I didn't see the seersucker day post in time, and the weather was pretty lousy that day so I missed it.

But I'm wearing a natural Haspel seersucker today. I started out to wear a blue, but I just didn't have the courage to wear it to the office yet. The natural is more subdued, I really like it.


----------



## Preu Pummel (Feb 5, 2008)

exfish said:


>


I love tan seersucker! Looks good....but...

POCKETSQUARE! never leave home without it when wearing a seersucker outfit. The suit and tie and shirt are so nicely subdued and calming, I believe you should burst out with a strongly saturated square. It can be almost anything with that color combo--PURPLE, GREEN, RED, PINK, ORANGE, BLUE.

Since the yellow is warm, I opt for a bright cool color like green, maybe magenta.

PS- edit those sleeves up and get an inch of cuff.
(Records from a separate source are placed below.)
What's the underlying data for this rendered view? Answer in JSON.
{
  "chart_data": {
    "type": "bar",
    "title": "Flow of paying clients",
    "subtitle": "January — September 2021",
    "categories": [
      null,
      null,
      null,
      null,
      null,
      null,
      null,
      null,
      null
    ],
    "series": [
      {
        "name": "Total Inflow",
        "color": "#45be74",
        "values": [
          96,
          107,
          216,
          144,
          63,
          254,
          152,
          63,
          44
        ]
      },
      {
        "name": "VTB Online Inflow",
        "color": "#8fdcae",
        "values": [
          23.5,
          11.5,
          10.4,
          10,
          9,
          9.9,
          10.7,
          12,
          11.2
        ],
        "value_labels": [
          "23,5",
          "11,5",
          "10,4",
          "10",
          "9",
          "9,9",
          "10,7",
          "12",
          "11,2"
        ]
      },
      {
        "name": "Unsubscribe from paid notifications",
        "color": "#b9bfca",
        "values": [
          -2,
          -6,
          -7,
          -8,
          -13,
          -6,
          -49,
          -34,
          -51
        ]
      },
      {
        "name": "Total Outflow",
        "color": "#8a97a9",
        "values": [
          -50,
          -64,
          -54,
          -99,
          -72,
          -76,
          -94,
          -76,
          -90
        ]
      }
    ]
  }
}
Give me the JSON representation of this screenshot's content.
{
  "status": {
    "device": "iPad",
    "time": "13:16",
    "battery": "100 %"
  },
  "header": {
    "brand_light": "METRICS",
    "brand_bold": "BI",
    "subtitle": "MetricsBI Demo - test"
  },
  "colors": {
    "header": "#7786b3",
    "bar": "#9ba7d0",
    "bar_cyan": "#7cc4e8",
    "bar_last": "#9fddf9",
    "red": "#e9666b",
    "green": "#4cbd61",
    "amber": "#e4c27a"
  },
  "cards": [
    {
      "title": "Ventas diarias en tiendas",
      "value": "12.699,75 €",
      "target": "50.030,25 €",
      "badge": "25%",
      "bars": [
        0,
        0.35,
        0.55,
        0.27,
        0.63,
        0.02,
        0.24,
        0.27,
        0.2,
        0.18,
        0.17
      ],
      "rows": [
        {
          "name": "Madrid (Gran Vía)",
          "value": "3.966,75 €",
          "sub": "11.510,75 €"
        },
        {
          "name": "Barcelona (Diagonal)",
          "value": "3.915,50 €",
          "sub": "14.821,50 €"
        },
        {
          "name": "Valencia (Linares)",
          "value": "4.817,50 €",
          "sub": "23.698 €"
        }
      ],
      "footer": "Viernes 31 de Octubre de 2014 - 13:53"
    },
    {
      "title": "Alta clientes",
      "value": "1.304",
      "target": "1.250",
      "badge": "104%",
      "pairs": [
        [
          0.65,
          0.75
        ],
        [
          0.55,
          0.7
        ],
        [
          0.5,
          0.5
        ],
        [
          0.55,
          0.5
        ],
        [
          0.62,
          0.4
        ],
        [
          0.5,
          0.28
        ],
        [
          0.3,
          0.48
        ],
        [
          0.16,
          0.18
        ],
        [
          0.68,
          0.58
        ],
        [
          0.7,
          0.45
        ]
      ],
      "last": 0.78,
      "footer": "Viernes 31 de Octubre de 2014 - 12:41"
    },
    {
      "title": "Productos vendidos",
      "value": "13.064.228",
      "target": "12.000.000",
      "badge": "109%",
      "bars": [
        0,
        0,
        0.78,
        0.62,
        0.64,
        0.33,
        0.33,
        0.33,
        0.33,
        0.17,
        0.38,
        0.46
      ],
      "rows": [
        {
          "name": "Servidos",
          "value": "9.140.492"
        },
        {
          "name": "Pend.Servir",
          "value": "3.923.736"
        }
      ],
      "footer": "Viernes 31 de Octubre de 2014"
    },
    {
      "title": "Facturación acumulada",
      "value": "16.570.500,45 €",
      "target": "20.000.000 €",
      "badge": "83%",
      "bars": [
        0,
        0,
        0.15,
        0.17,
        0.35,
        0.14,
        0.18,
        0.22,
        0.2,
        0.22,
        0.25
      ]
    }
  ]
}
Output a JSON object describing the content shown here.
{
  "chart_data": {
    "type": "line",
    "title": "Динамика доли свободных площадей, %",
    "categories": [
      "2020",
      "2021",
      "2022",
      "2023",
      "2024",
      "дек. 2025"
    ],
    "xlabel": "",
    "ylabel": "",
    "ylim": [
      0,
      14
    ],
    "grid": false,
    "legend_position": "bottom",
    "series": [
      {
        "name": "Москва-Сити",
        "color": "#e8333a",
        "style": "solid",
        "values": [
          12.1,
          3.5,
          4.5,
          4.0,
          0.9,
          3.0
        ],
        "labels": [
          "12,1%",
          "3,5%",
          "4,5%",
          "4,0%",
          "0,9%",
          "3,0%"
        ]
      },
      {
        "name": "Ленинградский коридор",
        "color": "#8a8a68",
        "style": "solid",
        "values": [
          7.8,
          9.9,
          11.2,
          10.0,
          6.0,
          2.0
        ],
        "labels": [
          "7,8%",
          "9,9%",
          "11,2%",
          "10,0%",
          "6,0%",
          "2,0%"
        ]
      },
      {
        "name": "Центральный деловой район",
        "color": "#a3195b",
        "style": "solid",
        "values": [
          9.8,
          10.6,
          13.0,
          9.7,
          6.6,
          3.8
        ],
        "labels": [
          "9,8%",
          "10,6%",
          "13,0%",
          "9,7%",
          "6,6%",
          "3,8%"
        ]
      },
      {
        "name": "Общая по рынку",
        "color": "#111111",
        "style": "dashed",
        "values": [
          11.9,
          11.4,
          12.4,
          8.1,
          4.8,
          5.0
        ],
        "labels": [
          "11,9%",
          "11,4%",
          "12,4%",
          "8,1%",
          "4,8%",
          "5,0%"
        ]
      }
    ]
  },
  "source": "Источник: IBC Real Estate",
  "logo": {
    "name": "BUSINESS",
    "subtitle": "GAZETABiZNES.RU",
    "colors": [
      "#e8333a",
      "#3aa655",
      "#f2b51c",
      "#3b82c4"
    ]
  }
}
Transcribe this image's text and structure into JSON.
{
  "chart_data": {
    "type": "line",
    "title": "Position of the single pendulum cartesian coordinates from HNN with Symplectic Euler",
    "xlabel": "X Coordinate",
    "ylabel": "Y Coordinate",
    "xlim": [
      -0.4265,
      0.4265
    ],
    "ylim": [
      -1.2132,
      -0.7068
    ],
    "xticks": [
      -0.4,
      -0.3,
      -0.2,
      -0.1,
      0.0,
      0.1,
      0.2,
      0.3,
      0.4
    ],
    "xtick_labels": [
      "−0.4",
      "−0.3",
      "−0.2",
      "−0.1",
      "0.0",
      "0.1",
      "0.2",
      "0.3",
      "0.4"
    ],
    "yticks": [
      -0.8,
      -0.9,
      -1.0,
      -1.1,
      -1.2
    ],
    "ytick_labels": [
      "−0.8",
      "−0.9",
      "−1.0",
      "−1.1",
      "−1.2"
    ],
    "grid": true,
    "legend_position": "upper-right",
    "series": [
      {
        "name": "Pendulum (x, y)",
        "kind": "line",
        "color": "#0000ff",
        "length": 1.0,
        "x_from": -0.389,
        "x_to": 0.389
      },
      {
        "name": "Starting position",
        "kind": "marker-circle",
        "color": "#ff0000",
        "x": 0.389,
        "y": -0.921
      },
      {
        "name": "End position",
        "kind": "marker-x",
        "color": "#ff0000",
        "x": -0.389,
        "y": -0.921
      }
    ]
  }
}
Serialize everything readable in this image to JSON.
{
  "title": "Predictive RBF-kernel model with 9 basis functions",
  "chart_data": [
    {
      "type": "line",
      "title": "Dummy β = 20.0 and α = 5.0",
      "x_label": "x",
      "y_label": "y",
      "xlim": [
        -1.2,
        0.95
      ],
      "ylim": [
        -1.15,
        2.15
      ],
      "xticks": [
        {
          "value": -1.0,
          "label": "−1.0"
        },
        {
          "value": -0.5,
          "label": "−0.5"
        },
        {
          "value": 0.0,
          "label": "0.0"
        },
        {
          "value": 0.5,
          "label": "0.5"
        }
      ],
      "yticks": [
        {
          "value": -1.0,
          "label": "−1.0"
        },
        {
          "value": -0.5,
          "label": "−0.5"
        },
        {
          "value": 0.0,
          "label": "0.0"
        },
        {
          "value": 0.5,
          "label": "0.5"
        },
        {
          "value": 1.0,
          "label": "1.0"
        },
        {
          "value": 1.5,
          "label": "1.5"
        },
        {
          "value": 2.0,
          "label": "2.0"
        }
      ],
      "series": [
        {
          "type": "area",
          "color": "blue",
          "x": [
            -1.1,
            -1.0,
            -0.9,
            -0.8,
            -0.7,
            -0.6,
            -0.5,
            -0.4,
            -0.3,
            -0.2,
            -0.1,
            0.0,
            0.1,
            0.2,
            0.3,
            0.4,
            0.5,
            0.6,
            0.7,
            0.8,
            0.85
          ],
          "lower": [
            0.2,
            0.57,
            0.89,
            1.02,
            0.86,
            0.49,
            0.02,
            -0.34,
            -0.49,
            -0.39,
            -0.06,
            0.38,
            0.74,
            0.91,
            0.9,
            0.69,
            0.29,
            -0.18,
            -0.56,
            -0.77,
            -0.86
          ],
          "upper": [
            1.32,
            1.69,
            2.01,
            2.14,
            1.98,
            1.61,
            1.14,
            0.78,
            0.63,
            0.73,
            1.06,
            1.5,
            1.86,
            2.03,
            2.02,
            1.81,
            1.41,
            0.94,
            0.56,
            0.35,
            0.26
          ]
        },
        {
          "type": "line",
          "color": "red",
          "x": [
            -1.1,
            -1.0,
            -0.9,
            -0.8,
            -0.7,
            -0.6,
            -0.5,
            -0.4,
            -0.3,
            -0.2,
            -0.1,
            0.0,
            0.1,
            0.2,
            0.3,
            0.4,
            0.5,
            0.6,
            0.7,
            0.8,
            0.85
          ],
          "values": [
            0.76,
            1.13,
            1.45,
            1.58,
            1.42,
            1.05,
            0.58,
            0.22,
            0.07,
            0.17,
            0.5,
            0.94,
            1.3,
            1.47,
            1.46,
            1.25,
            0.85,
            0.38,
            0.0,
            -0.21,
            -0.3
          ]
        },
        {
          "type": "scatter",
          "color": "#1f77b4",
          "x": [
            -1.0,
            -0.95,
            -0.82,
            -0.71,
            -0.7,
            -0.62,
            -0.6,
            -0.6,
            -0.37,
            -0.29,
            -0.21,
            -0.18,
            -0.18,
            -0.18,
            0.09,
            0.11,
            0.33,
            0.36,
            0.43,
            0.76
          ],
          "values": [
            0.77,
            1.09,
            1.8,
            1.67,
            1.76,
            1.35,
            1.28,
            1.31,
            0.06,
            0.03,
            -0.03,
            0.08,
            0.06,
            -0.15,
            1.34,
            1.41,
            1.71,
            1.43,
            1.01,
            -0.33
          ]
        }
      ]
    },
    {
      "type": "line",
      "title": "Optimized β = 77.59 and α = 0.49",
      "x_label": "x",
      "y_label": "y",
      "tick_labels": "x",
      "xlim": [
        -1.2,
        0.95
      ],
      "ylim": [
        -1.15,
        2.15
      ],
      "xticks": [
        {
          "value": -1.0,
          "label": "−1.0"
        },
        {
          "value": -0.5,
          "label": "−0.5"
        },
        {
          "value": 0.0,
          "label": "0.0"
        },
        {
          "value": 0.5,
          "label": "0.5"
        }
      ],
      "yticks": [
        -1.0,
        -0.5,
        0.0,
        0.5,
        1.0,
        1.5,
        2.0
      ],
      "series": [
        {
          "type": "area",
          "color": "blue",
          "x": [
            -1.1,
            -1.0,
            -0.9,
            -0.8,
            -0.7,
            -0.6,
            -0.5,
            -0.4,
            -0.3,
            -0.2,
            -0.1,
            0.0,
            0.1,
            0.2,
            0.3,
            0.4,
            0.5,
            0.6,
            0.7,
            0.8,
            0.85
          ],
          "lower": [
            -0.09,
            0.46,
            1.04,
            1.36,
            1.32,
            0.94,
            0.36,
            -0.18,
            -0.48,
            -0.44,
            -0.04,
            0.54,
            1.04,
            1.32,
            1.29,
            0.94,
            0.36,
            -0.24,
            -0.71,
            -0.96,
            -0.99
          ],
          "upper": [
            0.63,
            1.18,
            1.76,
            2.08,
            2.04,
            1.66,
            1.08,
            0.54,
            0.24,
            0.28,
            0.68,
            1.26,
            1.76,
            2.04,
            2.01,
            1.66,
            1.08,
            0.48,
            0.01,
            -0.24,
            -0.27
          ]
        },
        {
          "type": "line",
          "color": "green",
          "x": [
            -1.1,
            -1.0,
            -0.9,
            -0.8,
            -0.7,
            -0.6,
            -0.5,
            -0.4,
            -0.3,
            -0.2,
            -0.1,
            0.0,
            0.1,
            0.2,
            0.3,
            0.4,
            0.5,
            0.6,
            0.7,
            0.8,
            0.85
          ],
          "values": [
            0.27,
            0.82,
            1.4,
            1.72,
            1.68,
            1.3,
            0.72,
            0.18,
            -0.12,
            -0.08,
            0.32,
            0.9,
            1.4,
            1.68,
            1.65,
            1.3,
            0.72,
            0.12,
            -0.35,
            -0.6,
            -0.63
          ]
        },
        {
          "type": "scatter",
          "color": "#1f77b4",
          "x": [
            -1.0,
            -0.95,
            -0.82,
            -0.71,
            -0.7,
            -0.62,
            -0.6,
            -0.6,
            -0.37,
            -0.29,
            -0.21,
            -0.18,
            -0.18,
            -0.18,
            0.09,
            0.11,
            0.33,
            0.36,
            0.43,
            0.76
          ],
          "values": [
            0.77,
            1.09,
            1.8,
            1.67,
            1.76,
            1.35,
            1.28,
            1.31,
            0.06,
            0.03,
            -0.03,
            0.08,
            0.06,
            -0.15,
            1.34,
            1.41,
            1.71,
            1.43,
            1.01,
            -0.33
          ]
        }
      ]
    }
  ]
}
It really helps a lot.


----------



## Patrick06790 (Apr 10, 2005)

Only eight days late for this party but hey, the weather, yo.


----------



## Reds & Tops (Feb 20, 2009)

Very handsome look, Patrick. 

But it makes me wonder, what are you looking for?


----------



## Patrick06790 (Apr 10, 2005)

Reds & Tops said:


> Very handsome look, Patrick.
> 
> But it makes me wonder, what are you looking for?


My marbles


----------



## Preu Pummel (Feb 5, 2008)

Day late with posting, but here it is. My camera/lighting is just awful. These are the best I could find of the lot. Flash is either too much or not enough and lighting is bad unless outdoors and I had no one else around to take the pictures when I was ready...




Simple Jos Banks blue seer suit
Tyrwhitt white shirt
Tiebar tie
Paul Fredrick herringbone vest
(unseen) J&M white bucks
Simple Cuff Daddy links

It was a bit fancy, the vest making me look quite proper.
And, I forgot the pocket square. The shame. It was cream and mustard, bordered, from Belisi.


----------